If anybody was surprised by how much trouble the US housing debacle cost Wall Street investors and foreign investors alike, and they didn’t see it coming – they weren’t using common sense and or they are just plain stupid. Einstein’s’ law of gravity stated what goes up, must come down. To sit and watch home prices double across the US in just a few years, and not think they would correct themselves is akin to watching my kids play on my homes’ roof and not expect them to fall off and break an arm or leg. Bottom line, if you overvalue something, you only trick yourself and those stupid enough to believe you for so long, then the market will bear its ugly head and tell you what it’s really worth.

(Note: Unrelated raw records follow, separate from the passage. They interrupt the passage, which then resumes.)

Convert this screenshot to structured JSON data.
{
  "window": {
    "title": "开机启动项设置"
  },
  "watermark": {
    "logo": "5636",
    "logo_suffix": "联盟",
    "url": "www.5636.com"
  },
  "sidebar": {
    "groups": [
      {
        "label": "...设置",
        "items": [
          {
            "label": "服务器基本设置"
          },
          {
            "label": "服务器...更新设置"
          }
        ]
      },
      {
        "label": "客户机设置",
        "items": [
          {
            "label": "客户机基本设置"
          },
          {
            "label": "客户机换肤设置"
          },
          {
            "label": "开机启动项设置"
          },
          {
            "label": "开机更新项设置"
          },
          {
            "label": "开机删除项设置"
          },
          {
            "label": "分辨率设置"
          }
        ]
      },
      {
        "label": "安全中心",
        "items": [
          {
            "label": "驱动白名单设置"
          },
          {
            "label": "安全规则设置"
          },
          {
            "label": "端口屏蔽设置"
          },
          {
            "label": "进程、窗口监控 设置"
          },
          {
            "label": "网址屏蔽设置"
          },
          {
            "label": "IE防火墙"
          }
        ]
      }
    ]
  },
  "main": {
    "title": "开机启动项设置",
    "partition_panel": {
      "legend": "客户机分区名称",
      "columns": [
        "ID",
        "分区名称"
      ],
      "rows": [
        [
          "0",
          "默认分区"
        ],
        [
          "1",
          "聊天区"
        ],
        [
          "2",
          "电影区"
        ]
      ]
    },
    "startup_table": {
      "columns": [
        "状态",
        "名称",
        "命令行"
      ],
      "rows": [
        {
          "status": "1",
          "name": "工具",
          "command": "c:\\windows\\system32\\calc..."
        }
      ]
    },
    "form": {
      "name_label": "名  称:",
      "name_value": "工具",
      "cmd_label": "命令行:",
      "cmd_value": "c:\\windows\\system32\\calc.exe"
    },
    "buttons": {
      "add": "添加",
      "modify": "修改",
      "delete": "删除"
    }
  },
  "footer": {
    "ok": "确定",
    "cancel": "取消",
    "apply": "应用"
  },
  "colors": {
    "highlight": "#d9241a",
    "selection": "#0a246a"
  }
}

There are reports everywhere, of the bargains you can now find in real estate in some major markets like Phoenix, San Diego, Las Vegas, Miami, Tampa, and other major cities. Home prices are down 20% and more the stories shout. What they don’t shout is that they are just edging back to what they should be, when you consider the amount of people that can reasonably afford them without ballooning ARM’s and other gimmicks that made some people temporarily rich, and others moveback to sanity and buy or rent what they can really afford on their measly paychecks.
So, are they really great deals or are they just average deals with more bargains to come? My advice, everything out there is still overvalued and the true deals are hard to find. These are simply paper deals where some moron bought something at some astronomical price they couldn’t afford, and are taking a paper loss in trying to sell it. What should you be concerned with? Surely not with what they (the homeowner or bank) claim they will lose on the deal, rather what the home should have cost in the first place compared to what they are selling it for now.